Nathan’s strength and campaigning has been recognised by the Wrexham Glyndwr University who have made him an honorary fellow.
To highlight the issues surrounding WILG, Nathan is running a series of campaigns across social media to influence a positive decision.
Mark Isherwood AM invited questions and comments.
Questions / Comments:
In relation to WILG, Rhian informed the group that Nathan and the BBC made a Freedom of Information request. It emerged that only two-thirds of people have been assessed and although some had their packages maintained and some increased, a significant number had their hours cut. There were circa 17 instances of clients taking legal action against their local authority. In response to the Freedom of Information outcome, Huw Irranca-Davies AM agreed to examine this further to establish whether the issues solely related to Wrexham or whether the problem was more widespread. Rhian suggested the CPGD write to the new Minister, Julie Morgan AM for an update.
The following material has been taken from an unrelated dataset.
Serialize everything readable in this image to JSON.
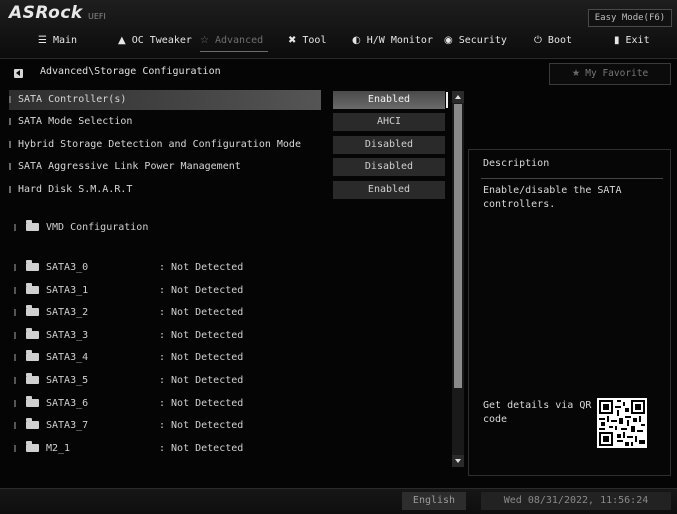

The importance of disabled people needed better access to lawyers was raised.
Mark Isherwood AM stated that the Equality and Human Rights Commission will occasionally fight a trial case to establish a precedent. The CPGD could submit a request if there was a particular matter that needed to be tested in court. He added that Welsh Government do not have control over Legal Aid but it is still worth highlighting any concerns and to ask what support they can offer to better access legal advice.
Various sources of legal services were identified and will be circulated following the meeting. Disability Wales also have a guide on their website offering advice and information called ‘Know Your Rights, Use Your Rights, Live Your Rights’.
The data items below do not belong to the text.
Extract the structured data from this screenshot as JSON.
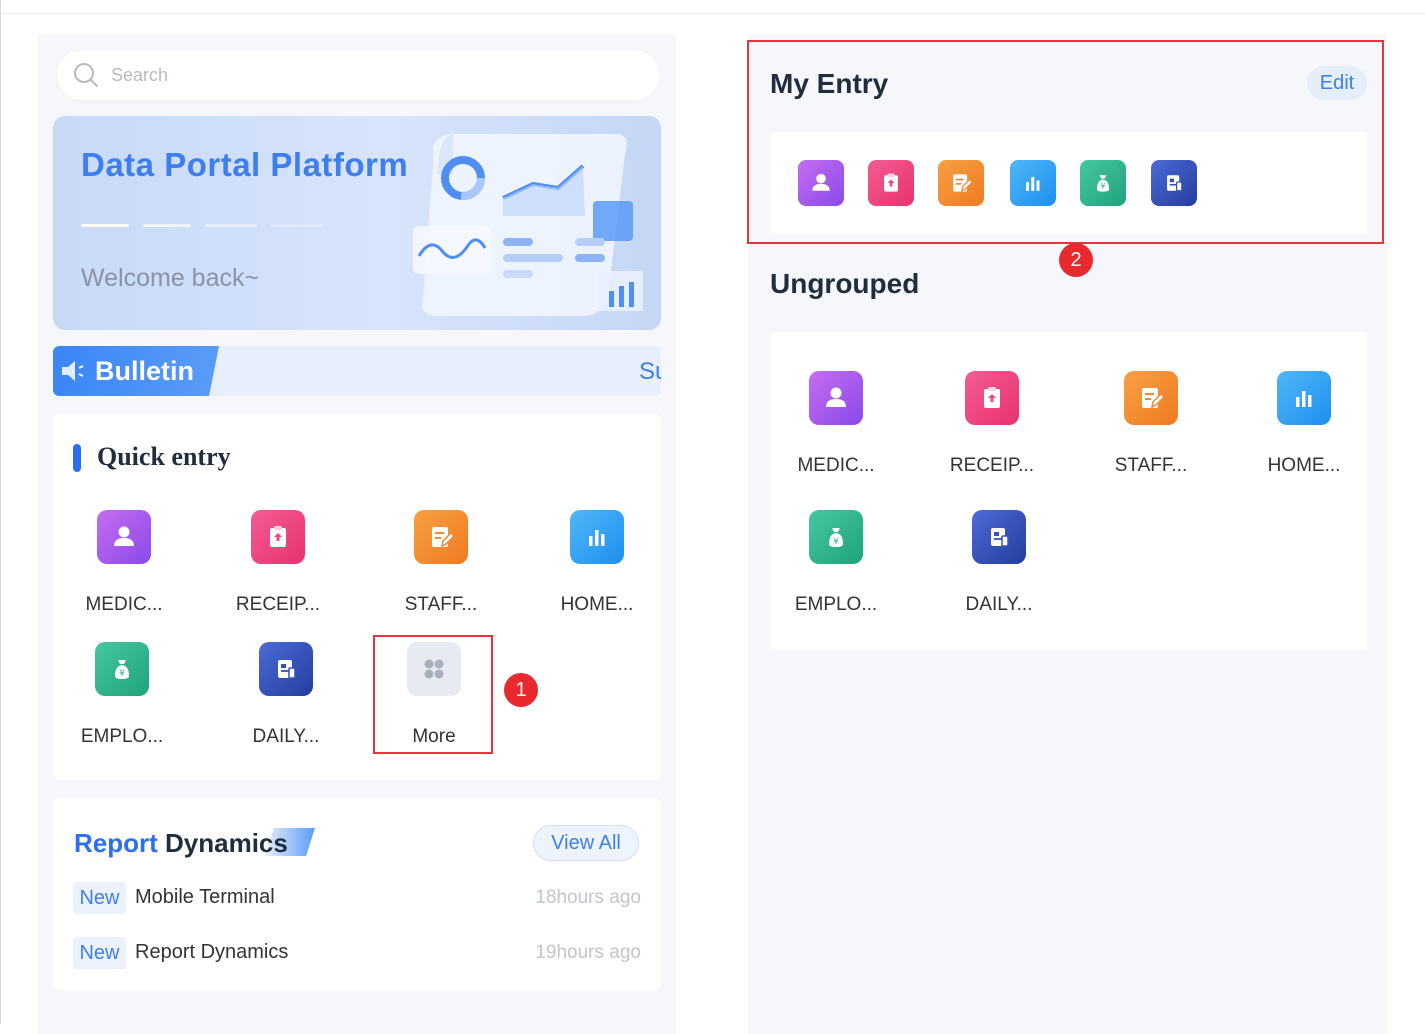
{
  "search": {
    "placeholder": "Search",
    "icon": "search-icon"
  },
  "banner": {
    "title": "Data Portal Platform",
    "subtitle": "Welcome back~"
  },
  "bulletin": {
    "label": "Bulletin",
    "text": "Su"
  },
  "quick_entry": {
    "title": "Quick entry",
    "items": [
      {
        "label": "MEDIC...",
        "icon": "user-icon",
        "color": "#a45cee"
      },
      {
        "label": "RECEIP...",
        "icon": "clipboard-upload-icon",
        "color": "#ef4580"
      },
      {
        "label": "STAFF...",
        "icon": "edit-document-icon",
        "color": "#f28a32"
      },
      {
        "label": "HOME...",
        "icon": "bar-chart-icon",
        "color": "#2fa1f2"
      },
      {
        "label": "EMPLO...",
        "icon": "money-bag-icon",
        "color": "#2fb58d"
      },
      {
        "label": "DAILY...",
        "icon": "report-icon",
        "color": "#3452be"
      },
      {
        "label": "More",
        "icon": "grid-icon",
        "color": "#e7ebf1"
      }
    ]
  },
  "annotations": {
    "badge1": "1",
    "badge2": "2"
  },
  "report": {
    "title_part1": "Report",
    "title_part2": "Dynamics",
    "view_all": "View All",
    "rows": [
      {
        "tag": "New",
        "text": "Mobile Terminal",
        "time": "18hours ago"
      },
      {
        "tag": "New",
        "text": "Report Dynamics",
        "time": "19hours ago"
      }
    ]
  },
  "my_entry": {
    "title": "My Entry",
    "edit": "Edit",
    "icons": [
      "user-icon",
      "clipboard-upload-icon",
      "edit-document-icon",
      "bar-chart-icon",
      "money-bag-icon",
      "report-icon"
    ]
  },
  "ungrouped": {
    "title": "Ungrouped",
    "items": [
      {
        "label": "MEDIC..."
      },
      {
        "label": "RECEIP..."
      },
      {
        "label": "STAFF..."
      },
      {
        "label": "HOME..."
      },
      {
        "label": "EMPLO..."
      },
      {
        "label": "DAILY..."
      }
    ]
  }
}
Concerns were raised around the lack of proper planning and services available for the increasing number of children with disabilities which will result in their needs not being met.
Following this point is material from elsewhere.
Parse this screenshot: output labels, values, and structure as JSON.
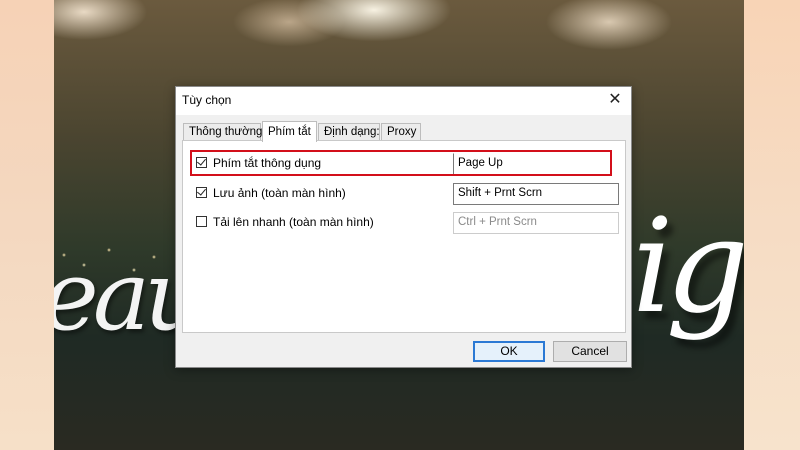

A member asked why Welsh Government has decided not to follow Scotland or Northern Ireland in terms of how they manage the Welsh Independent Living Grant if there is evidence to prove the system is working well in those areas.
Mark Isherwood AM suggested Disability Wales seek data from Disability Scotland to identifying the positive impact the grant has had on recipients of the grant.
The Chair welcomed further comments from the floor. Learning Disability Wales gave an update their work. In December Learning Disability Wales held its first ministerial advisory group meeting, chaired by Gwenda Thomas AM. The main focus was the Children’s Commissioner’s ‘Dont Hold Back’ report, investigating children and young people’s experience of transition across various policy areas. Martyn also informed members that Welsh Local Government Association (WLGA) has been consulting on a document around commissioning services and are looking to hold a national conference around it. Public Health Wales are working with LDW on a conference on reducing restrictive practice with the Education Minister. The Equality and Human Rights Committee are about to start a piece of work around access to courts to support disabled people to fully engage in the system.
Rhian added that Disability Wales are working with Women’s Aid to establish the accessibility of refuges. A survey has been produced and will be circulated. The results will be compiled soon and asked whether it would be an opportunity hold a joint meeting with the Party Group on Violence against Women and Children to share the findings.
Mark Isherwood AM welcomed a joint meeting with the Cross Party Group on Domestic Violence.
Date of the next meeting:
Zoe Richards will circulate the date of the next meeting, to be held in Cardiff.
1. CPGD to produce a response to the Framework for Action on Disability consultation document and seek an extension to the deadline of the 31st January.
2. Zoe to share the link to Nathan Davies’ campaign video to members.
3. CPGD to write to Julie Morgan to summarise concerns and seek an update in relation to the issues identified following the Freedom of Information request.
4. Disability Wales to seek data from Disability Scotland to support the evidence around the positive impact of WILG on Scottish recipients.
5. Circulate an email requesting responses to the consultation.